In a recent Hong Kong Court of First Instance decision (GD v. HY [2021] HKCFI 3900), the Hon. Madam Justice Mimmie Chan set aside an order made by the Court of First Instance enforcing an emergency award on the basis that the variation of the dispute resolution provision to an arbitration agreement was invalid and therefore there was no valid arbitration agreement between the parties.

Summary of facts

This case concerned an application made by the respondent (HY) to set aside an order made by the Court of First Instance (the Enforcement Order) granting leave to the applicant (GD) to enforce an award of an emergency arbitrator (the Award).

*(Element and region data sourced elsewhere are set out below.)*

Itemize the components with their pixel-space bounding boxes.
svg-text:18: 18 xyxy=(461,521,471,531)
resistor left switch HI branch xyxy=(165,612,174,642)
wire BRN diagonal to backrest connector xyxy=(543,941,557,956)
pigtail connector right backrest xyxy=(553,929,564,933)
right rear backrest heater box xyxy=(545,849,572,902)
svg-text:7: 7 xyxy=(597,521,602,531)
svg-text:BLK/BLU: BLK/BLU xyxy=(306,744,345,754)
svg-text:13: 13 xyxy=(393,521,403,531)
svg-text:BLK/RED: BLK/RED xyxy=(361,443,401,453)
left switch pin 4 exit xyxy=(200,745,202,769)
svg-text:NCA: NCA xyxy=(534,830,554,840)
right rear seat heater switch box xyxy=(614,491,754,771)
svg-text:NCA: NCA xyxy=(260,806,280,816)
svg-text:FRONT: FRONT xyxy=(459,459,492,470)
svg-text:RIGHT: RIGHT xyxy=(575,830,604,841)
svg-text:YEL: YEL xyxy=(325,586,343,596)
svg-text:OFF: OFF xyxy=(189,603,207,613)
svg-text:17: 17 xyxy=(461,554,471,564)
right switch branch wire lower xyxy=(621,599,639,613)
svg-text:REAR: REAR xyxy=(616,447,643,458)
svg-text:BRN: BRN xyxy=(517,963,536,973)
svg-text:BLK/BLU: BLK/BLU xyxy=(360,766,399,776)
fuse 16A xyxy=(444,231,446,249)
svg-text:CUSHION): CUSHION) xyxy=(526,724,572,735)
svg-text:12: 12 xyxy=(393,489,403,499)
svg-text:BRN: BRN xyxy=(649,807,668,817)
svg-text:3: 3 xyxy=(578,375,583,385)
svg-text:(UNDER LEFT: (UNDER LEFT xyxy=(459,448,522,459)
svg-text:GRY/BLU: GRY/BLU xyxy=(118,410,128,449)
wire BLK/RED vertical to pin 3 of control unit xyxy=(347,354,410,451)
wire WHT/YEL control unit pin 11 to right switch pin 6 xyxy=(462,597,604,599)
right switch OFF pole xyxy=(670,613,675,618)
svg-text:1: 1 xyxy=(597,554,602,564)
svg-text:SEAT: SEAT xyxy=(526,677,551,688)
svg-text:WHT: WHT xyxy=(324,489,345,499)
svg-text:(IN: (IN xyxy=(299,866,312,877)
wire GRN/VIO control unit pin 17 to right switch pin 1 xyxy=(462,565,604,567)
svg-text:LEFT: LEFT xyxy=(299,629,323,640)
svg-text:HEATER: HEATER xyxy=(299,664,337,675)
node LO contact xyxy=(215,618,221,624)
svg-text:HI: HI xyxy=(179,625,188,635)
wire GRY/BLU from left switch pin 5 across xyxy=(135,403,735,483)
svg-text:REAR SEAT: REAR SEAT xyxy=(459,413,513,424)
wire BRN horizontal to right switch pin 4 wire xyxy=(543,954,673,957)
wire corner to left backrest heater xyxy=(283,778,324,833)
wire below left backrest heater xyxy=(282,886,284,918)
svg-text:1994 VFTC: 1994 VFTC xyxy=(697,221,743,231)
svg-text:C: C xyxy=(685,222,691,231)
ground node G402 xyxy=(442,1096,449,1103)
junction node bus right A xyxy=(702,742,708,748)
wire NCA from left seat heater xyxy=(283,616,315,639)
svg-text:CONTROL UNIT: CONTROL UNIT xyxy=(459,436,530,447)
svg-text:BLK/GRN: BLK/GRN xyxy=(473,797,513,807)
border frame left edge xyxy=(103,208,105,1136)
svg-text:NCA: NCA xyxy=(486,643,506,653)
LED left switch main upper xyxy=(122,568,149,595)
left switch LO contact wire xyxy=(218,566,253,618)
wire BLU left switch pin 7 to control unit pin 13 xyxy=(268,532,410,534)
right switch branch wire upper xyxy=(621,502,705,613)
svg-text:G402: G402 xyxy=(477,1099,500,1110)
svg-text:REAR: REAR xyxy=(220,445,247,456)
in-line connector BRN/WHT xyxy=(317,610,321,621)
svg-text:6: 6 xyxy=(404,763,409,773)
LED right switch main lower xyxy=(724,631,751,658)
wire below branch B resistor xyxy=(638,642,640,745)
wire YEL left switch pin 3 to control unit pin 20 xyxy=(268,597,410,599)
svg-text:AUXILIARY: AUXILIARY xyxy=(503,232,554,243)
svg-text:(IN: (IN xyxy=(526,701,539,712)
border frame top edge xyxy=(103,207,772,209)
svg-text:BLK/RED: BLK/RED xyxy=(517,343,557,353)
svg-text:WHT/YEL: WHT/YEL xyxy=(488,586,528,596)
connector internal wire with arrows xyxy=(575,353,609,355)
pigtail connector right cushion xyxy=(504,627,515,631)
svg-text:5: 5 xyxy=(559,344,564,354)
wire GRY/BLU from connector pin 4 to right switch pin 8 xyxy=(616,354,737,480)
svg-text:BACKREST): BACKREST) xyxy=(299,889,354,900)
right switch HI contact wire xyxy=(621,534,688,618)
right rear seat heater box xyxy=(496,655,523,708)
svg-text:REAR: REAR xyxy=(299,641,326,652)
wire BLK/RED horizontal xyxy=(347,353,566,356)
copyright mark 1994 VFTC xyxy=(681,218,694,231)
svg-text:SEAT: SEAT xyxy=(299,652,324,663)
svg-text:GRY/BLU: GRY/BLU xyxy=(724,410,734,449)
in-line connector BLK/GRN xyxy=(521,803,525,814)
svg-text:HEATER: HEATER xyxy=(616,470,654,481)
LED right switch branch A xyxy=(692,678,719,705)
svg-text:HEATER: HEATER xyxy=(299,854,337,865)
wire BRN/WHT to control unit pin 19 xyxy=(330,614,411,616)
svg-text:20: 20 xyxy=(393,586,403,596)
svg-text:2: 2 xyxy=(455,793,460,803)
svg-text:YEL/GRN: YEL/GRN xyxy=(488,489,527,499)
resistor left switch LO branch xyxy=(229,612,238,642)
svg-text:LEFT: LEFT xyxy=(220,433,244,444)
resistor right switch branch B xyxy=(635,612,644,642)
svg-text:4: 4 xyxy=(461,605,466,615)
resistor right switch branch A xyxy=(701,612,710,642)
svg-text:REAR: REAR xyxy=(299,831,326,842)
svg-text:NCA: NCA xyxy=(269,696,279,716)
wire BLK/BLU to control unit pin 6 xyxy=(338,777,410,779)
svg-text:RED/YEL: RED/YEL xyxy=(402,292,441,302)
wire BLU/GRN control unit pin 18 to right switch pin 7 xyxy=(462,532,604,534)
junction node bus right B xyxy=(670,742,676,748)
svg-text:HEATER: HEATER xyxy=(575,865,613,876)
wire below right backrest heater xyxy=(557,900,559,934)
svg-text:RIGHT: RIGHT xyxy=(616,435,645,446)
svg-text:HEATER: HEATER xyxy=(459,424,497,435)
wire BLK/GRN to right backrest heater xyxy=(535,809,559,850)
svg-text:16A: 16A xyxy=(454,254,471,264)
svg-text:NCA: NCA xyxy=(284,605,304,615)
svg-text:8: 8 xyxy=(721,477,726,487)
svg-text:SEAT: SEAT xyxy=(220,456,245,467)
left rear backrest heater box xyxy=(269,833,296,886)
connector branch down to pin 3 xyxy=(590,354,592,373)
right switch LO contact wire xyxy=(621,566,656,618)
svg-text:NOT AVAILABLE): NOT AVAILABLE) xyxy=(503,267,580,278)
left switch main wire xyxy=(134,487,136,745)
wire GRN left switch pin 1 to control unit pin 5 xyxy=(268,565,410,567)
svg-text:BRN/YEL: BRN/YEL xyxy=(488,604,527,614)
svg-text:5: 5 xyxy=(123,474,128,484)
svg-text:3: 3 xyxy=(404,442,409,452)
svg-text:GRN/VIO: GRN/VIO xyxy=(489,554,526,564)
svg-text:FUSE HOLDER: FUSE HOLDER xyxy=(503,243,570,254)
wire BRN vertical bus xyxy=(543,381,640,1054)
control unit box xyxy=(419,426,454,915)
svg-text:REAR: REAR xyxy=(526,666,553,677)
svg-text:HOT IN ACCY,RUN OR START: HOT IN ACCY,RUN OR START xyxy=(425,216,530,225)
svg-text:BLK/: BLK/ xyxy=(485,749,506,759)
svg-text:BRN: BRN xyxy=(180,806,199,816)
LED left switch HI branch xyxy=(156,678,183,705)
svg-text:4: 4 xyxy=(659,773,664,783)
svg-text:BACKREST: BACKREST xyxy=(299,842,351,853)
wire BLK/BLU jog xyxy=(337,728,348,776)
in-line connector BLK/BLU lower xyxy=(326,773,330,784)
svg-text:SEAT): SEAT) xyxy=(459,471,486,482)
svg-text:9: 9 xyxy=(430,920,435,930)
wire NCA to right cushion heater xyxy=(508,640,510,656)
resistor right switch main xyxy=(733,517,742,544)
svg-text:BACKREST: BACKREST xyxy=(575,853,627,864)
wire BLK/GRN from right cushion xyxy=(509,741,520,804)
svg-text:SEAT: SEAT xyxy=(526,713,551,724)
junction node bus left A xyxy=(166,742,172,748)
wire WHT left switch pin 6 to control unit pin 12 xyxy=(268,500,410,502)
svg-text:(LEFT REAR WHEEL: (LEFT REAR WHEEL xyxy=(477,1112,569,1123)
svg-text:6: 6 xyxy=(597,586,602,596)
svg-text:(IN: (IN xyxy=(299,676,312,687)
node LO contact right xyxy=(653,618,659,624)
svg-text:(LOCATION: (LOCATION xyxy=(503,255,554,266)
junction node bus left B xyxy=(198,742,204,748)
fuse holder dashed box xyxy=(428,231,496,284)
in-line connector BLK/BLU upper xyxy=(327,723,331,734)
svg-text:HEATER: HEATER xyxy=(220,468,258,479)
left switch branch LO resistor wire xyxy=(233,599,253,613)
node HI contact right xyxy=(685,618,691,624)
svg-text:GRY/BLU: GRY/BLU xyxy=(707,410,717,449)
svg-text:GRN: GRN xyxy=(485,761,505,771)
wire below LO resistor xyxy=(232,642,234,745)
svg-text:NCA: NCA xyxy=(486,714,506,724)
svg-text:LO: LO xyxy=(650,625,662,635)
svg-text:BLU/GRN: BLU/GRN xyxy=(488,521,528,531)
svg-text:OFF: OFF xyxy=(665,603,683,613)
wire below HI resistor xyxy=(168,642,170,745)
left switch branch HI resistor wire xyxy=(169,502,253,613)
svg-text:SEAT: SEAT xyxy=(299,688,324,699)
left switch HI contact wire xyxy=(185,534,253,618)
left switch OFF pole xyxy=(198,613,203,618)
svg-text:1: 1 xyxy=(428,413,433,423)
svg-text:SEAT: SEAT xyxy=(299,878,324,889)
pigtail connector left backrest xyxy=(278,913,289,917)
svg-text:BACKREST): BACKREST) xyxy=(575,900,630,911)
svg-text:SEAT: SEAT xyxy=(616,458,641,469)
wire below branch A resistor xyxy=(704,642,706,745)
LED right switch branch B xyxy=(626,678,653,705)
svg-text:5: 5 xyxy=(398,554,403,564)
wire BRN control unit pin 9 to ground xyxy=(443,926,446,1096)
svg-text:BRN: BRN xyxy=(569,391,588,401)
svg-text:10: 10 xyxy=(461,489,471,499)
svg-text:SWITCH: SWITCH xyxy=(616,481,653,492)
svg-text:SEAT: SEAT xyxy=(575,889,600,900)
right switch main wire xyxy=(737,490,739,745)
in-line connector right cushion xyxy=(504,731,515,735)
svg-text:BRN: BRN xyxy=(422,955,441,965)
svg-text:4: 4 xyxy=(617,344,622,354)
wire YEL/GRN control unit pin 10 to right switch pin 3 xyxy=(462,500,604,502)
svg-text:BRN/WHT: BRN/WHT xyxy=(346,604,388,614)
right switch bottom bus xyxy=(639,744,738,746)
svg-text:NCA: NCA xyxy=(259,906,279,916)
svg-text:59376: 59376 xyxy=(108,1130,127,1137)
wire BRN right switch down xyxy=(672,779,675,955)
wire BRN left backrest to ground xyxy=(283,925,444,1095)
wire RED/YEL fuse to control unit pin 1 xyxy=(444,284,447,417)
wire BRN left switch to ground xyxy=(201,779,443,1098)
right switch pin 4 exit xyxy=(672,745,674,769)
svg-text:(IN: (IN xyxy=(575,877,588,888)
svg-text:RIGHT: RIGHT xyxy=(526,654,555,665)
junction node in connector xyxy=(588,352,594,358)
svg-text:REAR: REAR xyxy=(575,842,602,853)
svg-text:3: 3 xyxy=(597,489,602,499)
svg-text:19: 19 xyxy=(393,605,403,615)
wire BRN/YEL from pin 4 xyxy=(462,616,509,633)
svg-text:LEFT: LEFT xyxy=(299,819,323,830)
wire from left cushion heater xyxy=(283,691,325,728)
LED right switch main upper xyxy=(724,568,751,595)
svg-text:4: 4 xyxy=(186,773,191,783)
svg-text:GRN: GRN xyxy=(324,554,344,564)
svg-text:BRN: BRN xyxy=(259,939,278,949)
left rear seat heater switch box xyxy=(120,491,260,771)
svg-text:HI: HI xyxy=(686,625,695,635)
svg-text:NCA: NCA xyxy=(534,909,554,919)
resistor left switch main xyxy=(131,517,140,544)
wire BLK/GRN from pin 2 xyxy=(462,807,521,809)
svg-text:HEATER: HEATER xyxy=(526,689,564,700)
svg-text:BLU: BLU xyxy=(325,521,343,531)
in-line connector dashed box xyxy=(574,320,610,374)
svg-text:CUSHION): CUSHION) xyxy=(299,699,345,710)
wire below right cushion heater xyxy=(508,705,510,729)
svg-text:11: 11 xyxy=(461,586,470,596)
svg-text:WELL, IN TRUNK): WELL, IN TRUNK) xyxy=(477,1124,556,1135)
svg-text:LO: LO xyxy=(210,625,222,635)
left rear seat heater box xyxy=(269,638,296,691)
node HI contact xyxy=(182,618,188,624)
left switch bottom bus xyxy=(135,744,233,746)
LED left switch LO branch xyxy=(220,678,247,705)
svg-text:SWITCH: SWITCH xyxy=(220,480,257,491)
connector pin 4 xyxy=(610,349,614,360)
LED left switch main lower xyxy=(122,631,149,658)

The arbitration was commenced in respect of a loan agreement (the Loan Agreement) made between GD as lender (the Lender), HY and another party (SD) as borrowers (the Borrowers) and two companies as “covenantors” or guarantors (the Covenantors). Pursuant to the Loan Agreement, GD made a loan of HK$303 million (the Loan) to the Borrowers. The Covenantors agreed jointly and severally to repay the Loan with interest. The dispute resolution clause in the Loan Agreement provided for disputes to be resolved by litigation in the courts of Hong Kong. The variation clause stated that the Loan Agreement should not be amended, supplemented or modified “except by written instrument signed by the Parties hereto or their respective duly authorized representatives” (the Variation Clause).

The repayment date of the Loan was extended four times by way of extension letters issued by GD. GD issued a fifth extension letter to the Borrowers (the Fifth Extension Letter), which contained, for the first time, the arbitration clause relied upon by GD (the Arbitration Agreement). The Arbitration Agreement stated, among other things, that “notwithstanding any provision in the Loan Agreement”, the Borrowers and the Covenantors irrevocably agreed that they had the liberty to choose to refer any disputes relating to or arising out of the Loan Agreement and the related guarantees to arbitration in Hong Kong. The Fifth Extension Letter was countersigned by HY, but not by SD or the Covenantors.

In the Award, the emergency arbitrator concluded that he had jurisdiction to grant the Award notwithstanding that the Fifth Extension Letter was not signed by SD.

HY sought to set aside the Enforcement Order on the basis that there was no valid arbitration agreement between GD and HY, as the Fifth Extension Letter was not signed by all the parties to the Loan Agreement and was not a valid variation under the Loan Agreement.